Princeton University spokesperson Ben Chang confirmed Cannady’s reinstatement Friday, reporting that the university had completed its investigation and adjudication, and that Princeton Athletics had determined that Cannady had served “the appropriate suspension from competition” based on the result of the university’s disciplinary process.

“Princeton University takes issues of student conduct very seriously and responds in accordance with established policies and procedures,” Chang said.

Cannady played but did not start at Yale Friday evening.

Cannady, 22, was allegedly high on marijuana when he pushed a customer and threatened others standing nearby on Jan. 18 at 3:30 a.m.  When Princeton University Department of Public Safety responded, witnesses alleged that he shouted and cursed at the officers.

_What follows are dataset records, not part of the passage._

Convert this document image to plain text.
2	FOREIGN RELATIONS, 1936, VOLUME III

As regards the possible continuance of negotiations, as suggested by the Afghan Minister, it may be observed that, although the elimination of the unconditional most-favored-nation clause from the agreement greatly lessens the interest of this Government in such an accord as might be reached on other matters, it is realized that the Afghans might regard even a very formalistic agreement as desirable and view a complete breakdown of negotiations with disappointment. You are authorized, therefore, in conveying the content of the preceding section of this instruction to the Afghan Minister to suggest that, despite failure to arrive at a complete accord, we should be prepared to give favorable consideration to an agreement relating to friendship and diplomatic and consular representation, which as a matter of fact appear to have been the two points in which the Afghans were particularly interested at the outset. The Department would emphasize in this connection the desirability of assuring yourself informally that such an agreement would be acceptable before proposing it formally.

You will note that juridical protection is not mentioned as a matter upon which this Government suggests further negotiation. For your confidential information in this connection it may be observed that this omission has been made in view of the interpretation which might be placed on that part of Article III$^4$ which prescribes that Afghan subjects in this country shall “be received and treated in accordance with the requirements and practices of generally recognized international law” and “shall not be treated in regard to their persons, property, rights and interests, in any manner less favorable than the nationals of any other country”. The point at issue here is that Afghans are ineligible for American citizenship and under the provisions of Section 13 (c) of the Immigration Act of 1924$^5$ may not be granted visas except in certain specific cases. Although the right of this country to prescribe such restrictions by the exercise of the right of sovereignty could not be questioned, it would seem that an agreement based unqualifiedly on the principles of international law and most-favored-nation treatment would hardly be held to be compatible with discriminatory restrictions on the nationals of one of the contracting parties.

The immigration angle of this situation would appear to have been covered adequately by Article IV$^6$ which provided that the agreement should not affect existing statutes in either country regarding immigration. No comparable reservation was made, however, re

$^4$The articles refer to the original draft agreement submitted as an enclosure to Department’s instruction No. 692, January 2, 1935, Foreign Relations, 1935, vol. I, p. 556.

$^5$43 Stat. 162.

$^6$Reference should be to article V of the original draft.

The Daily Princetonian reported Friday that, according to Mercer County Prosecutor’s Office spokesperson Casey DeBlasio, the prosecutor’s office downgraded the indictable charge against Cannady — aggravated assault — to a disorderly persons offense.

The case has been remanded to the Princeton Municipal Court, the Princetonian added.

Having been named to the Lou Henson Award Mid-Season Watch List (presented to the nation’s top mid-major player in Division I), Cannady was a pivotal part of Princeton’s offense prior to his suspension, scoring 20 or more points in eight of 12 games this season.




1 thought on “Princeton senior guard Devin Cannady reinstated following arrest, suspension”

  1. Shameless. Both the university — whose decision is overtly self-serving — and the prosecutor’s office – gutless.
    This case sends every bad message.